Di Departemen Agraria, Feisal ditempatkan di bagian Direktorat Land Use. Keinginannya untuk melanjutkan jenjang pendidikan ke bangku kuliah akhirnya tercapai dengan diterimanya Feisal di Fakultas Sosial Ekonomi dan Politik Universitas Nasional pada tahun 1962. ia mampu menyelesaikan studinya dalam waktu 4 tahun 2 bulan. Ia pun diangkat menjadi Kepala Sekretariat Direktorat Land Use. Seiring dengan gelar kesarjanaan yang diraihnya, kepangkatannya pun disesuaikan dan naik menjadi golongan IIIF dan menjabat sebagai Kepala Bagian. Berkat ketekunan dan kegigihannya dalam membangun karir, karirnya perlahan-lahan merangkak naik. Tercatat jabatan kepala bagian hubungan dan penerangan masyarakat Departemen Dalam Negeri pada tahun 1975, dan menjabat Kepala Biro Humas dan Bakohumas Pusat periode 1978 hingga 1989. Pada jabatan itulah, prestasinya mencuat naik sebagai seorang juru bicara (jubir). Feisal mampu meniti karir dari golongan IIA hingga mencapai golongan tertinggi IVE, dan Eselon menduduki jabatan structural dirjen hingga Sekretaris Jenderal Depdagri. Setiap jenjang ia ikuti dengan giat dan tekun tanpa adanya kecurangan. Feisal mengaku memiliki kepuasan tersendiri dapat menjalani semua jenjang dan pangkat itu dengan baik. Alhasil, ia benar-benar menempuh jalur yang memang benar-benar harus dilalui untuk mencapai jenjang lebih tinggi.

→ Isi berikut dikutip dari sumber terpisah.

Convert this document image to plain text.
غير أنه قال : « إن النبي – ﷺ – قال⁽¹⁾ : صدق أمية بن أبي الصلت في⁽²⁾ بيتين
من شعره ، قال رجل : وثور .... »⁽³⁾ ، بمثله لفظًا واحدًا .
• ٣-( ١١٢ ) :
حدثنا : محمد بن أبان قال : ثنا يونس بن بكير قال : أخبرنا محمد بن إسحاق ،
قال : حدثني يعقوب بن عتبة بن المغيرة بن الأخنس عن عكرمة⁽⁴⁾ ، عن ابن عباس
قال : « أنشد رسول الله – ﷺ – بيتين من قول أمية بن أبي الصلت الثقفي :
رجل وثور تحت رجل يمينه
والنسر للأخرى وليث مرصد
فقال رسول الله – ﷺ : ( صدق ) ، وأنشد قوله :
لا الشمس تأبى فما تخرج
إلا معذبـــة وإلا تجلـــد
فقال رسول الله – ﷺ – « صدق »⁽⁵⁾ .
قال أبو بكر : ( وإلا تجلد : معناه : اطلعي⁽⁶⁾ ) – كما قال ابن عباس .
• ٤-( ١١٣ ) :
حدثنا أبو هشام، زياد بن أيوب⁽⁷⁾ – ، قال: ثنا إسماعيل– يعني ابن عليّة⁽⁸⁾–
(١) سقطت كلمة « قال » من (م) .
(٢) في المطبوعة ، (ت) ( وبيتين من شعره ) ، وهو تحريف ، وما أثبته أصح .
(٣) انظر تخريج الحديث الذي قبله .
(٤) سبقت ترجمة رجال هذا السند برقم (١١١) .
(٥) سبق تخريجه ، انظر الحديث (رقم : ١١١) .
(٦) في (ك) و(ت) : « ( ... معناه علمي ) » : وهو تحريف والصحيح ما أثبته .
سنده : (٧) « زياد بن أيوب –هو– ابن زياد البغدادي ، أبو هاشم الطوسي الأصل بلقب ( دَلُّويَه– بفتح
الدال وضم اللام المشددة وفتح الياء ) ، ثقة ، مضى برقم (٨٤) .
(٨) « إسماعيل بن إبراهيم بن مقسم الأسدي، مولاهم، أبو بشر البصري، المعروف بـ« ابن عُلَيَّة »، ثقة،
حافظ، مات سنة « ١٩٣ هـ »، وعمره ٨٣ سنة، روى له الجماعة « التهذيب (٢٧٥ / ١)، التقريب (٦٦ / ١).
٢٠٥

Tak hanya itu saja, Feisal juga aktif di berbagai organisasi agama masyarakat. Puncaknya, pada tahun 1998 ia dipercaya menjadi ketua KORPRI Umum Pusat. Setahun kemudian, ia menjadi pelopor bagi kemajuan KORPRI dengan meluncurkan paradigma baru KORPRI, diantaranya adalah, profesionalisme, netral, demokratis, dan sejahtera. Melalui paradigma tersebut, Feisal ingin menekankan bahwa organisasi KORPRI akan selalu menjadi abdi bangsa dan negara serta netral dari pengaruh politik apapun tanpa memihak kepada satu partai politik saja. Feisal mencapai puncak dalam karir dan kehidupan pribadinya saat presiden Megawati kala itu mengangkatnya sebagai Menteri Pendayagunaan Aparatur Negara.

Selama menjabat sebagai seorang menteri, ia telah melakukan reformasi birokrasi dalam setiap institusi pemerintahan. Salah satu caranya adalah dengan mengubah kultur setiap PNS yang bekerja sebagai abdi negara. Selama menjadi menteri, Feisal memang terbilang berhasil dalam mengubah kebiasaan buruk PNS dan membenahi kekurangan yang ada pada para abdi negara tersebut.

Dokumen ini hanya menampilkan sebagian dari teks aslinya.